Anyway they are recently living seperately. He's now pursuing other separated mothers for sex in his contacts. 


I have a family living on the breadline, where 2 years back they were living in a nice house, had a holiday in the pacific and were contributing to church life, great pillars in the church for many years. 
He leaves the family in a fit, and walks out. Now they are separated and he's forking out $50,000+ in court and legal fees to get access to kids that don"t want to see him and write in their notebooks "my stupid dad" messages each time they come back from a weekend with him. He's decided that he no longer wants to work, but instead study counseling so he can help others all the while abdicating his responsibilities to his family.

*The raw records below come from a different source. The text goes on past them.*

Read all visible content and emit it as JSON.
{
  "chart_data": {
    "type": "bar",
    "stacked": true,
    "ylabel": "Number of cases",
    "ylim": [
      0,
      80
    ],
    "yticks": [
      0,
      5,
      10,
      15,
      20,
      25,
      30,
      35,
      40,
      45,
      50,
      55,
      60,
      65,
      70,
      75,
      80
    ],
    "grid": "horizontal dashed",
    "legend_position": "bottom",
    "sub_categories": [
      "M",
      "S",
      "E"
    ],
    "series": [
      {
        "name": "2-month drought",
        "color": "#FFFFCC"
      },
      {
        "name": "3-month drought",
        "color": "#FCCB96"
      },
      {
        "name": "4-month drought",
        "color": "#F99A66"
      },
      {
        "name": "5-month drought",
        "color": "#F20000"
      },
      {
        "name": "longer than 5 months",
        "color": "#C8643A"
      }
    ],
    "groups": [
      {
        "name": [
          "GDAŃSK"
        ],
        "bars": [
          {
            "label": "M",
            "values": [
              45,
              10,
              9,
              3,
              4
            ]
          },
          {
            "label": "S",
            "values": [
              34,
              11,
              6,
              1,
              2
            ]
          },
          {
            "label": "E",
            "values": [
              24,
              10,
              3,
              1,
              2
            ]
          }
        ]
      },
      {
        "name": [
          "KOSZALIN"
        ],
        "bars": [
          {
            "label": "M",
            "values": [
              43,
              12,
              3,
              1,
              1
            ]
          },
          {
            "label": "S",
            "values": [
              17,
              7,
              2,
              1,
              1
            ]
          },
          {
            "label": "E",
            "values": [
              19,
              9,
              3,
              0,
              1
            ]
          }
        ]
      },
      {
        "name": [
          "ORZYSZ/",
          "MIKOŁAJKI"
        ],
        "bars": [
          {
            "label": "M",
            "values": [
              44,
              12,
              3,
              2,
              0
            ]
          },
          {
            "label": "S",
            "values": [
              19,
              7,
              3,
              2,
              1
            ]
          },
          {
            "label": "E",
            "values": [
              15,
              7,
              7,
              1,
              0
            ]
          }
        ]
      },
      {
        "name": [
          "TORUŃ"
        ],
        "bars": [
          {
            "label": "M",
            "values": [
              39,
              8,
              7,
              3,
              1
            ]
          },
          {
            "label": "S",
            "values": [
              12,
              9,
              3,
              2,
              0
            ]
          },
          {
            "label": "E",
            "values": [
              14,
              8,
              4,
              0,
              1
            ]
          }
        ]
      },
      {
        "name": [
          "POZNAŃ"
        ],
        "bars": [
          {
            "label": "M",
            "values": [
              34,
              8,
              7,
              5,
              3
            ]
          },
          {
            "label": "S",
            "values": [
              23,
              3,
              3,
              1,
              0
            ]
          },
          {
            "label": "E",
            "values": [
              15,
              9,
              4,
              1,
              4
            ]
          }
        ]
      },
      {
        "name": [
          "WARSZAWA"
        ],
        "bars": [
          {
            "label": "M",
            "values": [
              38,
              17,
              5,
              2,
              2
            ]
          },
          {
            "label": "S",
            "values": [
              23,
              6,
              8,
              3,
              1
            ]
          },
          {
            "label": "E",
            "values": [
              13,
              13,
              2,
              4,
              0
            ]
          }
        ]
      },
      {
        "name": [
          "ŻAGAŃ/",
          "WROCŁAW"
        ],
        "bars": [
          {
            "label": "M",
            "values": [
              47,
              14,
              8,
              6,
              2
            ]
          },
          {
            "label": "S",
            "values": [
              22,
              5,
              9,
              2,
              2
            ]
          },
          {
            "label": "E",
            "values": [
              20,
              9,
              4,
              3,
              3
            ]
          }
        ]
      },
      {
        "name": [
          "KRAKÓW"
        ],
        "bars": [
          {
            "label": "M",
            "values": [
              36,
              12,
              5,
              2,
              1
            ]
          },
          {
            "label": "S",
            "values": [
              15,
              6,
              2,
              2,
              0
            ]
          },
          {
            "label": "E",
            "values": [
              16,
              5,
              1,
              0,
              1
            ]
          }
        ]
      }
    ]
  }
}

 I have a friend with 4 kids all under 16, and he found out his wife had been cheating on him, and a lot with multiple men. 
After trying to restore the marriage for 3 years, they have finally begun formal separation. She has decided that she is oppressed and needs to study, so she got herself a scholarship,  yet still wants the father to provide all financial support for their kids and her living arrangements.  HOwever she choses to live in a $900 a week rental, go on trips overseas and interstate and tun a charity front for a developing nation. 


Another one is a man in his mid to late 20's, got married in his early 20's. Has 1 young child, recently started school. He's decided that his wife was the cause of so much of his pain and that she was not good enough for him, so he needed some "time out" to "find himself" - in an apartment just up the road from them. 
After almost a year of "playing" around with the marriage, he decided that marriage was not his thing because he was so unhappy. So he's moved out permanently and has the child one afternoon a week and every second weekend. 
But when he sees his estranged wife, he wants to sleep with her. 

It goes on and on. 

My call to you and I is to be on guard, because we have this propensity to walk away from a sound mind and instead let our passions, proclivities, wants, desires rule our heart which then rules our heads and decisions. 

Be wise with our time, because we have wisdom at our fingertips from the Father of wisdom.